In the many days leading up to the present state of national affairs, there have been several reports about party supporters and individuals who by virtue of their office should remain apolitical wheeling and dealing, stoking up on distrust and divisions the long election processes have left in their wake.

Allowing individuals or groups to intercede where their interference is uncalled-for and is best left at arm’s length is leading to social media tools being widely misused today, adding to the complexity of the issues facing the people at the grassroots. It is factors like these that are throwing a spanner on the people’s effort to bridge the differences in the society that the past elections have apparently helped to create.

While the ECB has dealt with many of the cases and is in the process of dealing with others that are coming to the office on a daily basis, social media forums like facebook and WeChat in particular have been the principal sources of news.

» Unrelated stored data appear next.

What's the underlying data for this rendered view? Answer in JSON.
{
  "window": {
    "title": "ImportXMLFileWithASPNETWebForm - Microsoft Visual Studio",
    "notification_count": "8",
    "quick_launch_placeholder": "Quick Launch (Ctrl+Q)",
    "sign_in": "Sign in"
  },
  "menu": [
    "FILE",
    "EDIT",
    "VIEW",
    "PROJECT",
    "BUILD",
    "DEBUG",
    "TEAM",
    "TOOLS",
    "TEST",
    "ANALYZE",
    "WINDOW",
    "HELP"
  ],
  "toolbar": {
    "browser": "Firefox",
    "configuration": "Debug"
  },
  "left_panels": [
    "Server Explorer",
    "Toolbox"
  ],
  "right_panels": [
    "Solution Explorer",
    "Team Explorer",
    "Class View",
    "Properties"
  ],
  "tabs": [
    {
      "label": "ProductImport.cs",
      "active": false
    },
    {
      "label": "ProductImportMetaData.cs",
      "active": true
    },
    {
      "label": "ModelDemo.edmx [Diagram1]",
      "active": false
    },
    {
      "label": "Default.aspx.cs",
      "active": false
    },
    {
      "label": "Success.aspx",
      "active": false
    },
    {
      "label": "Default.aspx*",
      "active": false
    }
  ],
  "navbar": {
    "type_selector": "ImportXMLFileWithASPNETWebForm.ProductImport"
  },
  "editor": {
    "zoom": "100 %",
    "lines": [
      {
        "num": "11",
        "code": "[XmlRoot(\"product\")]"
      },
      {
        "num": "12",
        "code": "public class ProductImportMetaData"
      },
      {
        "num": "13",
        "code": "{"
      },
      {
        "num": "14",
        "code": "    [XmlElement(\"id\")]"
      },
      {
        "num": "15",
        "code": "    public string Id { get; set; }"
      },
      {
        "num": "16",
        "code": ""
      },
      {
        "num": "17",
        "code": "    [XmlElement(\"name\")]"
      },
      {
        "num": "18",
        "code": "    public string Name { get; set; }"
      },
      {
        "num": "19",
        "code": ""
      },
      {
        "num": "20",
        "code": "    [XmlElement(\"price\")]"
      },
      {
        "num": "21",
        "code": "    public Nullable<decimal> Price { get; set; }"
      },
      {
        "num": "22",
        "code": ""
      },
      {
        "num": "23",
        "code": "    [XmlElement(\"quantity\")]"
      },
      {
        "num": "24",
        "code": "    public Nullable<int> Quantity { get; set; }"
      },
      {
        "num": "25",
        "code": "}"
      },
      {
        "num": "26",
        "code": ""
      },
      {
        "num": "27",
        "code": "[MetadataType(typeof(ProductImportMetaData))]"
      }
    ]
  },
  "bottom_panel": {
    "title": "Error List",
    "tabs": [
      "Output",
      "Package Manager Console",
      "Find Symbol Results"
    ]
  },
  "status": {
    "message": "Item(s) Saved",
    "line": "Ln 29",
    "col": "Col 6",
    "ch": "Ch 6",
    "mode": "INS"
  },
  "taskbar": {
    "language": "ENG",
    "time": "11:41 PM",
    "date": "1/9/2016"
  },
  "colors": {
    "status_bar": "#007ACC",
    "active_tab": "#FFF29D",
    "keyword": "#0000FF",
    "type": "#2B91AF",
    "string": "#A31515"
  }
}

These modern tools are changing the way information is created and shared in the society. It is through these outlets that we know how divisive our society is becoming by the day.

Besides lending themselves to efficient and convenient dissemination of information, social media have their downsides too. And that is where we need to be a little more careful. Left unregulated, posts and contents by reckless users could damage the very fabric of the society that has kept us one and united.

The greater danger we face today is the deepening and widening of the fault lines along which some people seem to be dividing the society by insinuating fear. When the whole national purpose should be focused on healing the old wounds, creating new ones is what we can ill afford.